Another man posted a color as his status. When women began commenting, he wrote, “Oh, and if you girls got an interesting mental image, now you know how it feels...those mental images aren't fun...”
Judging by the ensuing conversations, most women seemed amused by the experience. I was quite disturbed.
Unfortunately, an effect of the Fall is that men and women experience blindness to the reality of how the other thinks and acts. Women were upset when men complained that seeing a particular individual’s bra color resulted in picturing the color on the person. There was the usual flinging of blame and rally cries of, “Well, then that’s your problem.”
But whose problem is it?
No one should deny that men need to challenge themselves to purity of thought in such an instance. However, what responsibility do women have to help them to better live a chaste lifestyle?
Before becoming pope, John Paul II wrote, Love and Responsibility. While the book is well-worth the read, even the title deserves some examination. Integral to love, purity and friendship is responsibility for the other person. He wrote, “ The greater the feeling of responsibility for the person the more true love there is” (Wojtyla 131).

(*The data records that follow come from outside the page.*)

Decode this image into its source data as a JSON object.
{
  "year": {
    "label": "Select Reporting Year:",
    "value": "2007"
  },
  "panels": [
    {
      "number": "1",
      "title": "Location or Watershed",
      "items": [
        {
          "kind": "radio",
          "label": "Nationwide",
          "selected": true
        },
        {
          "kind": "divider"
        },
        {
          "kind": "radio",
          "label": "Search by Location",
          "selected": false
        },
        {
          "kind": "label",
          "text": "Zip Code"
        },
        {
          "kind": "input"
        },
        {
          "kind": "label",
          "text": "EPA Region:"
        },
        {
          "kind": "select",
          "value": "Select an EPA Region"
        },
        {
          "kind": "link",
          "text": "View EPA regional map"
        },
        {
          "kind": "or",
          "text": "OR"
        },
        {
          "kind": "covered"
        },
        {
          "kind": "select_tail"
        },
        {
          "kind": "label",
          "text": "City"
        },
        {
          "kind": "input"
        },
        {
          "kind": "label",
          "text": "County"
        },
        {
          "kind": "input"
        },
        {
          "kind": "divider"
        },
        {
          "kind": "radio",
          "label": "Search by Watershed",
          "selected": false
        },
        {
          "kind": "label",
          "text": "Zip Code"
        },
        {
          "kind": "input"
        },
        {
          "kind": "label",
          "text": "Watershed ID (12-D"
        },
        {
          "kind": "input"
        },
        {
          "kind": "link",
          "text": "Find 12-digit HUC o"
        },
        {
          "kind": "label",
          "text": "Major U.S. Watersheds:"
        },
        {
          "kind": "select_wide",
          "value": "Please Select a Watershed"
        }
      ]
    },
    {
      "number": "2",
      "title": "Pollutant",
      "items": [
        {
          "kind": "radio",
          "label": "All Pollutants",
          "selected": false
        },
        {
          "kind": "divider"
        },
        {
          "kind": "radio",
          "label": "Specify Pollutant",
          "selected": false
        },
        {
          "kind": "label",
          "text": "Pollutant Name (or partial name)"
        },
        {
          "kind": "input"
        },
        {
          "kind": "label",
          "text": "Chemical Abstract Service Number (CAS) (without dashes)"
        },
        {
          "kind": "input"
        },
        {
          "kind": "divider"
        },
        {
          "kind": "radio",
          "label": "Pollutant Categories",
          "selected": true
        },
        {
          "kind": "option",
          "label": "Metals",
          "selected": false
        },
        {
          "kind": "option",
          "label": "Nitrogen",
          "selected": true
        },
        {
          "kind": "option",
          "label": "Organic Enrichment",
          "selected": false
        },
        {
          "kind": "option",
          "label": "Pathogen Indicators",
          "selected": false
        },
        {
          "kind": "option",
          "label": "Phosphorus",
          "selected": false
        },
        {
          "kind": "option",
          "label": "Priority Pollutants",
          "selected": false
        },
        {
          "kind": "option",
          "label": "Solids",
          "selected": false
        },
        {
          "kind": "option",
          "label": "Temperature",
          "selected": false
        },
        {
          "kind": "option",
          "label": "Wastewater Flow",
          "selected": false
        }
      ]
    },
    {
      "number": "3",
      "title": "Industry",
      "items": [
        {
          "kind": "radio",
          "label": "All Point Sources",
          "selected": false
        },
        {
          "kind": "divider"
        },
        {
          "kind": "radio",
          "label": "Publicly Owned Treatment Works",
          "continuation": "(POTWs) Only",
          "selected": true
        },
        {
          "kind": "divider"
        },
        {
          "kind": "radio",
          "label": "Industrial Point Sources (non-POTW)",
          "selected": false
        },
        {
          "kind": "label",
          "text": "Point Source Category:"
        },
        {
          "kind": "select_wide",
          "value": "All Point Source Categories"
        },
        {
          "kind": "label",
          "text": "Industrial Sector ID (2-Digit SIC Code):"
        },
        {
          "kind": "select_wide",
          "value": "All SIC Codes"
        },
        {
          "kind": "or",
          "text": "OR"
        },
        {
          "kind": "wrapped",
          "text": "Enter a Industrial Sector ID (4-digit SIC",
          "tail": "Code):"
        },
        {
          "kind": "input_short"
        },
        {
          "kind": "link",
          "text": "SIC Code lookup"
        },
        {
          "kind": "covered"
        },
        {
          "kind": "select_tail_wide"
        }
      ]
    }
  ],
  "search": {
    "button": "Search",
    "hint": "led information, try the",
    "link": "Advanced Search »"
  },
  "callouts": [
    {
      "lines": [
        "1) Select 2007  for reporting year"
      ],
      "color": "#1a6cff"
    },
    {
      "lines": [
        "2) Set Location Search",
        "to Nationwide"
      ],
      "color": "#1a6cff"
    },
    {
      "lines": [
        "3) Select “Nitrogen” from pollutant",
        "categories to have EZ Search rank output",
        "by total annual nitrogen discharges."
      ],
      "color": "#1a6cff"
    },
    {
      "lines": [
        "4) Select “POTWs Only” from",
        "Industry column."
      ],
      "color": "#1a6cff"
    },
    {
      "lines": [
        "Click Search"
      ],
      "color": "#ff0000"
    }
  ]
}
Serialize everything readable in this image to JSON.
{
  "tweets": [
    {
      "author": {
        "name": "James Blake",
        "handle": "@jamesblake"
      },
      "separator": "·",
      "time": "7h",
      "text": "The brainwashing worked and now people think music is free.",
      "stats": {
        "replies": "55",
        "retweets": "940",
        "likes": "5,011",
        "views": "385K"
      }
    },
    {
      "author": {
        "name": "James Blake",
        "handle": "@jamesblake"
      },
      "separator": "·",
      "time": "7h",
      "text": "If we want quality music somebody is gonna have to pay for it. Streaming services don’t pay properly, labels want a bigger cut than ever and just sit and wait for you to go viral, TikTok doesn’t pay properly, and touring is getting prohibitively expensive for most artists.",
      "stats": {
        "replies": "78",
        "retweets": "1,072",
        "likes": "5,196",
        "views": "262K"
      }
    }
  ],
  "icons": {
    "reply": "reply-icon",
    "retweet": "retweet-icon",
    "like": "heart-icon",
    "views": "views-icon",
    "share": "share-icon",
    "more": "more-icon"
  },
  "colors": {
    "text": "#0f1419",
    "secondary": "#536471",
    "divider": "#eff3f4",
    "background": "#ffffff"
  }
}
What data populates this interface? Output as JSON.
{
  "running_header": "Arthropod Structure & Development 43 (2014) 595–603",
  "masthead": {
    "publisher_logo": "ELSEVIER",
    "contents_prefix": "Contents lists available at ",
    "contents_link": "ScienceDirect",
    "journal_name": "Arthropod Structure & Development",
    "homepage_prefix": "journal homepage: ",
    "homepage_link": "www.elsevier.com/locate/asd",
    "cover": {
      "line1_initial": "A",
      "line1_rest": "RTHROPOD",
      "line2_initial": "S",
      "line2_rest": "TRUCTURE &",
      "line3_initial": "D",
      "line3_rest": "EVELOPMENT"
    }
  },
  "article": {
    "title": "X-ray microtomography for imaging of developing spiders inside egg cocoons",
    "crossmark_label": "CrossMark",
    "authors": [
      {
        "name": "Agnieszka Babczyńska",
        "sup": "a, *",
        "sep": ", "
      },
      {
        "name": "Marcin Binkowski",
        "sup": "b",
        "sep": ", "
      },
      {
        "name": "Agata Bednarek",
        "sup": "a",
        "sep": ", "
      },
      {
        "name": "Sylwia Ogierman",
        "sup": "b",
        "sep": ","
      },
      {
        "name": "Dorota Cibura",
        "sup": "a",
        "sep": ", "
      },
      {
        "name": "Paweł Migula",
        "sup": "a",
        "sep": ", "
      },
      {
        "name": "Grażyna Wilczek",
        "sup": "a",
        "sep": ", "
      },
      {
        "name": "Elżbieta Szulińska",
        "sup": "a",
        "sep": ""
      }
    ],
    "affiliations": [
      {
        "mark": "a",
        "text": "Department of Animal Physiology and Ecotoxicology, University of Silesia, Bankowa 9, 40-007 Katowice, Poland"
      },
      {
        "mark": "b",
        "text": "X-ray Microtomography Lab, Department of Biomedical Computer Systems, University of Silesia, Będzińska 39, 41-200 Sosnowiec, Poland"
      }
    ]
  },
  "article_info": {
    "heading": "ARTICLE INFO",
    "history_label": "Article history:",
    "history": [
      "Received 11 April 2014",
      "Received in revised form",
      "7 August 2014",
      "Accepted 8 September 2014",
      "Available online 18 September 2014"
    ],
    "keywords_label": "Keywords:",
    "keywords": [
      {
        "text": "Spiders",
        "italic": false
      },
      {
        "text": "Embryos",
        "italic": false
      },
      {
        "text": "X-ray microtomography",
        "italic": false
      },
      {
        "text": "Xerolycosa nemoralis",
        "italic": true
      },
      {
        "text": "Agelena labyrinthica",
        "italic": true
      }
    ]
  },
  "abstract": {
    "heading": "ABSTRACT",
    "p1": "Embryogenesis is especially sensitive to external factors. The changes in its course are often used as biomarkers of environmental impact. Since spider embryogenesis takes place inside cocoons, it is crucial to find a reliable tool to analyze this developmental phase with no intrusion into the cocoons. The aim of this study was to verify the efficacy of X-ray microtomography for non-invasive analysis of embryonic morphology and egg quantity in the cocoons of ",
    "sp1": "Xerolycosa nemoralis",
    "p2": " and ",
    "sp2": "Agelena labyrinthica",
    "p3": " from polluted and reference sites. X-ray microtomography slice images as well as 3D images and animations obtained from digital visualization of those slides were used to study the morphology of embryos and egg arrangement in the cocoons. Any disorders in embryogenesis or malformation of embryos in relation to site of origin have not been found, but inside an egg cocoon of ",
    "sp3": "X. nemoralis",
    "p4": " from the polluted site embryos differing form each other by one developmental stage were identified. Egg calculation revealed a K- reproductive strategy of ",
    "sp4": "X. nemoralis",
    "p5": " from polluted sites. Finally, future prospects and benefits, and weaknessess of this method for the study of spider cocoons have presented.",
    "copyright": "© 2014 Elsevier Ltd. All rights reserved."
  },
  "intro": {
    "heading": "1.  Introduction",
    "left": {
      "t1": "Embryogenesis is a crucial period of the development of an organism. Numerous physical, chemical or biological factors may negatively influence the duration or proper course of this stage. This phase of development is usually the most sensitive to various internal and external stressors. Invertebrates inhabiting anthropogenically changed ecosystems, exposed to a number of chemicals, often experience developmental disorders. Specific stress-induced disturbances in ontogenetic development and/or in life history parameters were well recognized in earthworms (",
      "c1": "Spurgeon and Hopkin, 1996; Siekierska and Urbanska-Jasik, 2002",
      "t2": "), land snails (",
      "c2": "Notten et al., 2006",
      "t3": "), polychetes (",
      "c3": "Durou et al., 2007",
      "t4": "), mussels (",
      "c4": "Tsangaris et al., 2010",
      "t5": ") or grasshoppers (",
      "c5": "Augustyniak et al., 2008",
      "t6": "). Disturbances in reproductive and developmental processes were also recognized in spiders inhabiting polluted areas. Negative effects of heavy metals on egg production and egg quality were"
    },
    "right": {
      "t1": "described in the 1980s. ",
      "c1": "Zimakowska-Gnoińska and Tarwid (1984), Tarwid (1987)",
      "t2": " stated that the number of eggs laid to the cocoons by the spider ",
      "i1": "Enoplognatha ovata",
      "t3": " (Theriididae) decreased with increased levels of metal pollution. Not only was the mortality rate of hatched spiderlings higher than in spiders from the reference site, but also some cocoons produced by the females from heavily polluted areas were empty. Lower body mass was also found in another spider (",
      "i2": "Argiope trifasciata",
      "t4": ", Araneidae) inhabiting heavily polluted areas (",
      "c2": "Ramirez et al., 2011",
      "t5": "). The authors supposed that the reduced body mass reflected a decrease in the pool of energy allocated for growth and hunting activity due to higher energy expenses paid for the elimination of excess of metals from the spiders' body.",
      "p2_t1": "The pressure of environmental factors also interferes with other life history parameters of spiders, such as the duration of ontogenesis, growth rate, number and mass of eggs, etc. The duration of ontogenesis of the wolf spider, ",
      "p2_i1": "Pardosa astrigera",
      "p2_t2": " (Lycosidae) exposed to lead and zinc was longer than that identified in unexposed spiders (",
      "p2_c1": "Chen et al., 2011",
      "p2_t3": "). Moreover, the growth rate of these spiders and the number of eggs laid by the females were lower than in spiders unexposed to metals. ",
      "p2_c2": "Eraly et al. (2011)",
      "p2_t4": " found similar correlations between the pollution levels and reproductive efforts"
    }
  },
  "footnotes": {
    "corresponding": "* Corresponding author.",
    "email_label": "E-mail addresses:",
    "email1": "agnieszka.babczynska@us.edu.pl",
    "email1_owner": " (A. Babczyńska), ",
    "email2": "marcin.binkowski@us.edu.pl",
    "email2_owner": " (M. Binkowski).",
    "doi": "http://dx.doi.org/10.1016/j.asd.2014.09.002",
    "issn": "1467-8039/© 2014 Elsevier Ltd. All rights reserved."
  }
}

John Paul further explained that modesty is not hiding or running away from love, but rather is opening oneself to love, with the ability to discover the wonder of the person as a person (and not just as a body or a collection of body parts).
This summer, in the midst of teaching Theology of the Body for Teens at Ruah Woods, one of the teen boys in the high school class broached the topic of modesty. “I have a question for the ladies here,” the sophomore said. “Are there ways that guys dress that you would consider immodest?”
The room sat in stunned silence, as young men and women alike began fidgeting, looking at their books and avoiding eye contact. This young man’s earnest question inspired a spontaneous request that all of the students begin writing down what they would consider immodesty for the opposite sex. More than twenty teens scribbled furiously, visibly taking the question to heart. When they had finished their brainstorming, my co-teacher and I read the remarks aloud.
The teens were quite honest and bold with their responses. Young women shouldn’t let their underwear show, wear short skirts or shorts, or low-cut tops. One young man wrote, “If your mother says it’s inappropriate, it probably is.” Young men were challenged not to let their pants sag down, to wear a shirt and to avoid clothing that is too tight.
For the rest of the summer, the teens expressed interest in learning how they could better respect the opposite sex by their clothing, words and actions. They learned to be more honest in sharing what could help them to better live a chaste lifestyle and found that they could be challenged in ways that would assist the opposite sex.
These teens came away with an invaluable insight – men and women are different, and in order to love one another, we need to learn how we can better respect each other. Rather than blame struggles with chastity on the other individual’s “issues,” we have a responsibility to create a culture in which all of us living chastity is possible.
It’s time we all – men and women – take seriously John Paul II’s exhortation in Theology of the Body: “Christ [...] assigns the dignity of every woman as a task to every man; at the same time [...] he assigns also the dignity of every man to every woman” (TOB 100:6).
I imagine that most women never gave the color-status a second thought. That’s a problem. Each of us needs to consider how our actions, our words and our clothing affect the opposite sex. To live purity in today’s culture cannot be an every-man-for-himself venture. Truly embracing chastity requires consideration and respect of the other.
From our facebook statuses, to the shirt we choose to wear, to how we speak to an old friend, we are faced daily with challenges to living purity. The words of St. Josemaria Escriva are just as relevant now as when he first spoke them, "To defend his purity, Saint Francis of Assisi rolled in the snow, Saint Benedict threw himself into a thornbush, Saint Bernard plunged into an icy pond . . . You . . . what have you done?"